By Sven Hugo.
The world’s richest and most influential are embroiled in a tax avoidance scandal following the biggest data leak to date, including more than 11 million files, from the Panama-based law firm Mossack Fonseca.
The so-called Panama Papers revealed that the likes of Vladimir Putin, football star Lionel Messi, British Prime Minister David Cameron’s late father, and even Zuma’s nephew Khulubuse Zuma, among hundreds of others, may have been, and are currently involved in tax avoidance strategies carried out by Mossack Fonseca. The names of big banks like USB and HSBC also appear in these papers.
It seems that billions of foreign currency is being channeled into offshore ‘shell companies’ set up by the law firm to hide, and in some instances launder, billions of dollars of the rich, essentially enabling them to avoid tax in their own country, if not to hide money for nefarious reasons. In many instances this is totally above board, and as many of those named in the leak have mentioned, they are doing nothing illegal.
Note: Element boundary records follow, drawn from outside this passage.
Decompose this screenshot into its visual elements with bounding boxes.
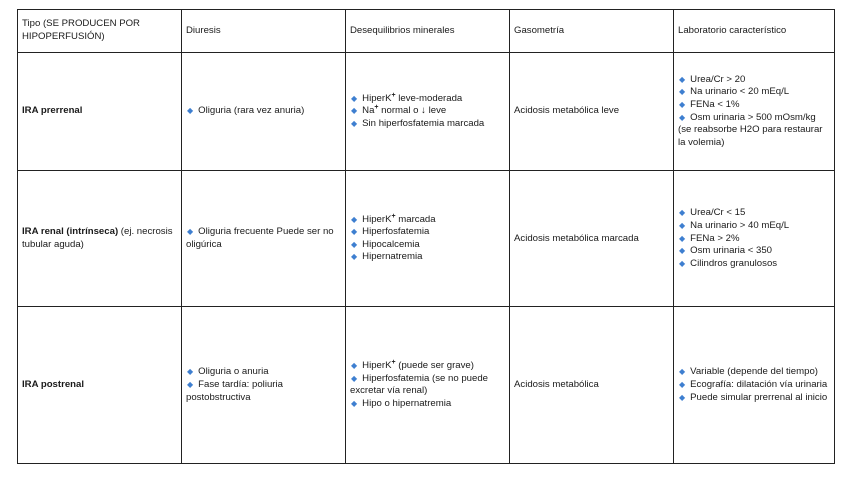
list-item: ◆ Hipernatremia	[351, 251, 423, 263]
list-item: ◆ Puede simular prerrenal al inicio	[679, 391, 828, 403]
lab-cell	[674, 307, 835, 464]
diamond-bullet-icon: ◆	[351, 93, 358, 103]
list-item: ◆ Ecografía: dilatación vía urinaria	[679, 378, 828, 390]
condition-name: IRA prerrenal	[22, 105, 83, 117]
diamond-bullet-icon: ◆	[351, 239, 358, 249]
diamond-bullet-icon: ◆	[351, 252, 358, 262]
diamond-bullet-icon: ◆	[679, 379, 686, 389]
diamond-bullet-icon: ◆	[679, 87, 686, 97]
list-item: ◆ Oliguria (rara vez anuria)	[187, 105, 305, 117]
diamond-bullet-icon: ◆	[187, 106, 194, 116]
header-tipo: Tipo (SE PRODUCEN POR HIPOPERFUSIÓN)	[18, 10, 182, 53]
type-cell	[18, 171, 182, 307]
ira-comparison-table	[17, 9, 835, 464]
list-item: ◆ Hipocalcemia	[351, 238, 420, 250]
list-item: ◆ FENa < 1%	[679, 98, 740, 110]
condition-name: IRA renal (intrínseca)	[22, 226, 119, 238]
diamond-bullet-icon: ◆	[679, 112, 686, 122]
list-item: ◆ Urea/Cr < 15	[679, 207, 746, 219]
condition-name: IRA postrenal	[22, 378, 85, 390]
minerals-cell	[346, 53, 510, 171]
minerals-cell	[346, 307, 510, 464]
list-item: ◆ Hiperfosfatemia	[351, 226, 430, 238]
list-item: ◆ Na urinario > 40 mEq/L	[679, 219, 790, 231]
list-item: ◆ FENa > 2%	[679, 232, 740, 244]
header-diuresis: Diuresis	[182, 10, 346, 53]
table-row	[18, 307, 835, 464]
diamond-bullet-icon: ◆	[679, 220, 686, 230]
list-item: ◆ Na+ normal o ↓ leve	[351, 104, 447, 117]
list-item: ◆ HiperK+ leve-moderada	[351, 91, 463, 104]
diamond-bullet-icon: ◆	[351, 361, 358, 371]
diamond-bullet-icon: ◆	[679, 233, 686, 243]
diamond-bullet-icon: ◆	[679, 99, 686, 109]
minerals-cell	[346, 171, 510, 307]
table-row	[18, 171, 835, 307]
diamond-bullet-icon: ◆	[351, 118, 358, 128]
table-row	[18, 53, 835, 171]
list-item: ◆ HiperK+ marcada	[351, 212, 436, 225]
diuresis-cell	[182, 307, 346, 464]
header-laboratorio: Laboratorio característico	[674, 10, 835, 53]
list-item: ◆ Na urinario < 20 mEq/L	[679, 86, 790, 98]
diamond-bullet-icon: ◆	[679, 208, 686, 218]
lab-cell	[674, 171, 835, 307]
gasometria-cell: Acidosis metabólica marcada	[510, 171, 674, 307]
diamond-bullet-icon: ◆	[679, 246, 686, 256]
list-item: ◆ Osm urinaria > 500 mOsm/kg (se reabsorbe H2O para restaurar la volemia)	[678, 111, 823, 148]
list-item: ◆ Fase tardía: poliuria postobstructiva	[186, 378, 283, 403]
diamond-bullet-icon: ◆	[187, 367, 194, 377]
list-item: ◆ Hiperfosfatemia (se no puede excretar vía renal)	[350, 372, 489, 397]
diamond-bullet-icon: ◆	[187, 227, 194, 237]
diamond-bullet-icon: ◆	[679, 74, 686, 84]
type-cell	[18, 307, 182, 464]
diamond-bullet-icon: ◆	[351, 398, 358, 408]
diuresis-cell	[182, 53, 346, 171]
diamond-bullet-icon: ◆	[351, 227, 358, 237]
list-item: ◆ Osm urinaria < 350	[679, 245, 773, 257]
type-cell	[18, 53, 182, 171]
list-item: ◆ Urea/Cr > 20	[679, 73, 746, 85]
diamond-bullet-icon: ◆	[679, 367, 686, 377]
lab-cell	[674, 53, 835, 171]
list-item: ◆ Sin hiperfosfatemia marcada	[351, 117, 485, 129]
header-desequilibrios: Desequilibrios minerales	[346, 10, 510, 53]
list-item: ◆ Oliguria o anuria	[187, 366, 269, 378]
diamond-bullet-icon: ◆	[187, 379, 194, 389]
diamond-bullet-icon: ◆	[679, 392, 686, 402]
diamond-bullet-icon: ◆	[351, 373, 358, 383]
header-gasometria: Gasometría	[510, 10, 674, 53]
list-item: ◆ Variable (depende del tiempo)	[679, 366, 818, 378]
diamond-bullet-icon: ◆	[351, 106, 358, 116]
diamond-bullet-icon: ◆	[679, 258, 686, 268]
list-item: ◆ Oliguria frecuente Puede ser no oligúrica	[186, 226, 334, 250]
condition-note: (ej. necrosis tubular aguda)	[22, 226, 173, 250]
list-item: ◆ Hipo o hipernatremia	[351, 397, 452, 409]
diamond-bullet-icon: ◆	[351, 214, 358, 224]
gasometria-cell: Acidosis metabólica leve	[510, 53, 674, 171]
diuresis-cell	[182, 171, 346, 307]
header-row	[18, 10, 835, 53]
list-item: ◆ Cilindros granulosos	[679, 257, 778, 269]
list-item: ◆ HiperK+ (puede ser grave)	[351, 358, 474, 372]
gasometria-cell: Acidosis metabólica	[510, 307, 674, 464]
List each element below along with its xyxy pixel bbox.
The problem is, however, that by avoiding tax in their own country, the onus comes to rest with the middle class of the population to carry the majority of the tax burden. It may not be illegal, but it surely just doesn’t sit right.
According to the International Consortium of Investigative Journalists (ICIJ), “[The leaked data] allows a never-before-seen view inside the offshore world — providing a day-to-day, decade-by-decade look at how dark money flows through the global financial system, breeding crime and stripping national treasuries of tax revenues.”
Tax issues aside, in many instances the dealings of Mossack Fonseca was plainly illegal. It came to light that the company helped the, now scandalised and convicted, former Fidentia boss J. Arthur Brown launder money, belonging to deceased mineworkers’ families no less, via these shell companies. In another instance, the company helped a suspected pedophile launder money while he was on trial. Many African heads of state also make use of these tax evasion networks.
Mossack Fonseca has also been accused of backdating financial documents for its clients, the earlier the date the more the fee, to which the company again replied that it’s doing nothing illegal…
The data was originally leaked to the German newspaper Sueddeutsche Zeitung, which then called in the help of the ICIJ, who has assisted with organising the dissemination of similar leaks in the past.
The leak also comes at a time when international cybercrime is dramatically on the rise, urging companies to become increasingly vigilant of information leaks. However, some leaks seem to be more justified than others.
It’s going to be an interesting, and messy, few months ahead while journalists and crime units sift through these files. Are you not entertained?